Ein Kernsatz der intellektuellen Exzellenz ist: nur was mit den Werkzeugen des Verstandes bewiesen werden kann, ist real. Dem Rest ist zu misstrauen. Dies ist einerseits ein sehr nützlicher Satz, der die rasante technische Entwicklung der letzten Jahrhunderte möglich gemacht hat, und diese Entwicklung hat die Welt ohne Zweifel reicher, bequemer und auch friedlicher gemacht. Auf der anderen Seite hat diese Haltung auch ihre Grenzen, und zwar immer dort, wo es um das subjektive, innerliche Erleben geht – wo es um Seelenthemen geht.

Ein rationaler Mensch ist einer, der die Fähigkeiten des Egos, seine Umgebung zu konrollieren und zu verstehen, bis auf die Spitze getrieben hat. Die Ratio ist allerdings nicht dazu fähig, die grossen Fragen des Lebens zu beantworten: was ist der Sinn des Lebens? Was ist ein Mensch? Wozu sind wir hier? - hier kommt die Seele herein, und diese ist von ihrer Natur nicht kontrollierbar; es ist nicht möglich, sie in wissenschaftliche Experimente zu zwängen, die sich nach Belieben wiederholen lassen. Die Seele ist ein Wesen, das sich durch Wunder und Synchronizitäten äussert. Das bedeutet nicht, dass die Seele ausserhalb der Naturgesetze agiert; es bedeutet lediglich, dass sie auf eine Weise handelt, die vom Ego nicht auf Kommando abrufbar ist.

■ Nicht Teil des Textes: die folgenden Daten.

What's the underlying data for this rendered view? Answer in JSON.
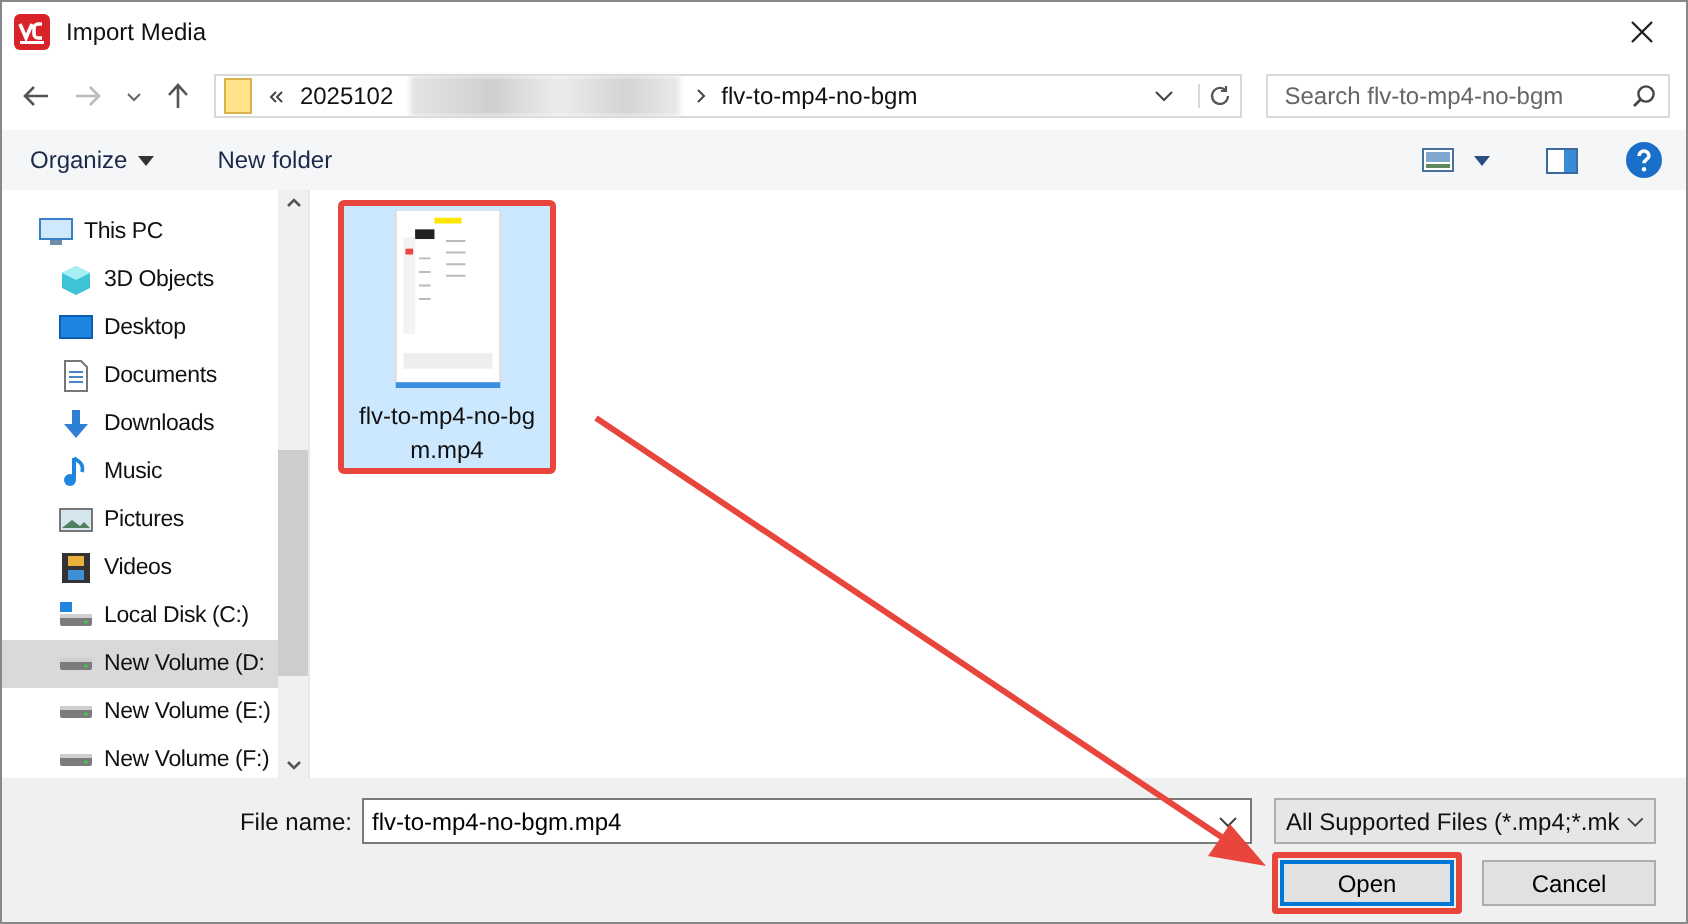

David R. Hawkins bezeichnet den Übergang vom rationalen Denken zur nächst höheren Stufe, der Liebe, als einen der schwierigsten überhaupt. Das Studium der Welt mit wissenschaftlichen Mitteln verleiht viel Macht, und es ist ein riesiges Labyrinth – immer kann noch mehr gewusst, noch mehr erforscht werden, jede Frage, die eine Antwort findet, wirft neue Fragen auf. Und dennoch weist auch die Wissenschaft selbst immer wieder den Weg über sich selbst hinaus, gerade in der Physik, aber auch in der Biologie. Was Bewusstsein ist, was Geist ist und wie der Geist mit der Materie interagiert, ist eine ungelöste Frage, die unter dem Namen Qualia-Problem bekannt ist. Wenn Physiker ihre Formel zurück rechnen bis zum Moment Null des Urknalls, werden ihre Formeln mathematisch widersinnig, da sich Unendlichkeiten ergeben, mit denen nicht gerechnet werden kann... Hier werden Lösungen gefunden werden müssen, die nicht im Denkbereich des Rationalen zu finden sein werden, sondern in den höheren Bewusstseinsebene.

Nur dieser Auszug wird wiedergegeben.